Episode reward (PD control): -956.3
Episode reward (PD control): -964.0
Episode reward (PD control): -1381.2
Episode reward (PD control): -1001.4
Episode reward (PD control): -930.6


## 7. Acrobot
The acrobot system includes two joints and two links, where the joint between the two links is actuated. <br>
Initially, the links are hanging downwards, and the goal is to swing the end of the lower link up to a given height.

In [18]:
# Acrobot: random action demo using Gymnasium
import gymnasium as gym

# Create the environment (requires gymnasium[classic-control] and pygame)
env = gym.make("Acrobot-v1", render_mode="human")

# Reset to start a new episode
obs, info = env.reset(seed=0)

# Run for 5100 steps with random actions
for _ in range(500):
    action = env.action_space.sample()           # sample a random action (0 or 1)
    obs, reward, terminated, truncated, info = env.step(action)
    
    if terminated or truncated:
        obs, info = env.reset()

env.close()


In [None]:
# can we introduce a solution here?

## 8. Taxi
This task was introduced  to illustrate some issues in hierarchical reinforcement learning. <br>
There are 4 locations (labeled by different letters) and your job is to pick up the passenger at one location and drop him off in another. <br>
You receive +20 points for a successful drop-off, and lose 1 point for every timestep it takes. <br>
There is also a 10 point penalty for illegal pick-up and drop-off actions.

In [20]:
# Taxi: random action demo using Gymnasium
import gymnasium as gym

# Create the environment (requires gymnasium[toy-text])
env = gym.make("Taxi-v3", render_mode="human")

# Reset to start a new episode
obs, info = env.reset(seed=0)

# Run for 1000 steps with random actions
for _ in range(100):
    action = env.action_space.sample()            # pick a random discrete action
    obs, reward, terminated, truncated, info = env.step(action)
    
    if terminated or truncated:
        obs, info = env.reset()

env.close()


In [None]:
import gymnasium as gym
import numpy as np

env = gym.make("Taxi-v3", render_mode="human")

obs, info = env.reset(seed=0)
def get_angles(obs):
    c1, s1, c2, s2, th1dot, th2dot = obs
    theta1, theta2 = np.arctan2(s1, c1), np.arctan2(s2, c2)
    return theta1, theta2, th1dot, th2dot

for _ in range(100):
    action = env.action_space.sample()            
    obs, reward, terminated, truncated, info = env.step(action)
    
    if terminated or truncated:
        obs, info = env.reset()


obs, info = env.reset(seed=0)
ep_reward = 0.0
for t in range(500):
    theta1, theta2, th1dot, th2dot = get_angles(obs)
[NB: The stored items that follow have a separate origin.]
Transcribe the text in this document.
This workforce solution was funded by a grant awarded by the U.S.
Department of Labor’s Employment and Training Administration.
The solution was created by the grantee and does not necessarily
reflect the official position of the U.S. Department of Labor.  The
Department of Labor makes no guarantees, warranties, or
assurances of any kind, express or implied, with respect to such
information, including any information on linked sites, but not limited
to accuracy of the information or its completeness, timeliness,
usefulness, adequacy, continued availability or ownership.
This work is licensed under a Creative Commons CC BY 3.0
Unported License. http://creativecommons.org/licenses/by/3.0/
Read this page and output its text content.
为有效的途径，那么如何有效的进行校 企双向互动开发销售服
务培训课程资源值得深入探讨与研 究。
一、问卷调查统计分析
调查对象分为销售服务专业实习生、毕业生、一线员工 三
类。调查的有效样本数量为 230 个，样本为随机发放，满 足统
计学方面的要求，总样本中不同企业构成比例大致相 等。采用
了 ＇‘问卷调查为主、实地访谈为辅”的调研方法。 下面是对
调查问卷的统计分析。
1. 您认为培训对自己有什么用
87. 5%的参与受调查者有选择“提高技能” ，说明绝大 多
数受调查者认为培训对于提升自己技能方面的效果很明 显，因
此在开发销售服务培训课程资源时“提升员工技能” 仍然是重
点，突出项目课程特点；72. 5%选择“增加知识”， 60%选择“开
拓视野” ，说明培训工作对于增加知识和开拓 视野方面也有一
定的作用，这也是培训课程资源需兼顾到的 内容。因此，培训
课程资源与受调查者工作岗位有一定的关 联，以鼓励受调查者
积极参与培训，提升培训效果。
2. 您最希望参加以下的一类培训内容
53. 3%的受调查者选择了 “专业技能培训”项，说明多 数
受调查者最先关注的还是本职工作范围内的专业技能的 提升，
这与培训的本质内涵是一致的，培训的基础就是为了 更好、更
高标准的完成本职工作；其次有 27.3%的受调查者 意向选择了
    energy = 0.5*(th1dot**2 + th2dot**2) - np.cos(theta1) - np.cos(theta1 + theta2)
    
    action = 1 if energy < 1.0 else 0

    obs, reward, terminated, truncated, info = env.step(action)
    ep_reward += reward

    if terminated or truncated:
        print(f"Episode reward (energy heuristic): {ep_reward:.1f}")
        obs, info, ep_reward = env.reset(), env.reset()[1], 0.0

env.close()


In [4]:
# Reflection Questions
# 1. I noticed that, mainly, the agent's actions (on average) became more consistent over time. It would take a lot longer to train one to become "better" over time than we are given here, however, this was enough for them to become more consistent.
# 2. This one would change specificaly depending on the model (duh...), but I noticed the main change in the Bipedal model. As I stated in it, I ended up messing with the Alpha value. I noticed that when I increased the value, the model got smoother. However, smoother doesn't always mean better, so after running it at a few different values, I found .85 to be the best.
# 3. Simplest, it is in my opinion a very fun way of using reinforcement learning. You essentialy let it free in an environment and watch it learn the best ways to use each
#    it's given actions. This makes it interesting to watch and my favorite part of AI. Which is ironically also why this part took so long - I wanted to absolutely ensure I went
#    through it so meticulously so that I know what I am doing.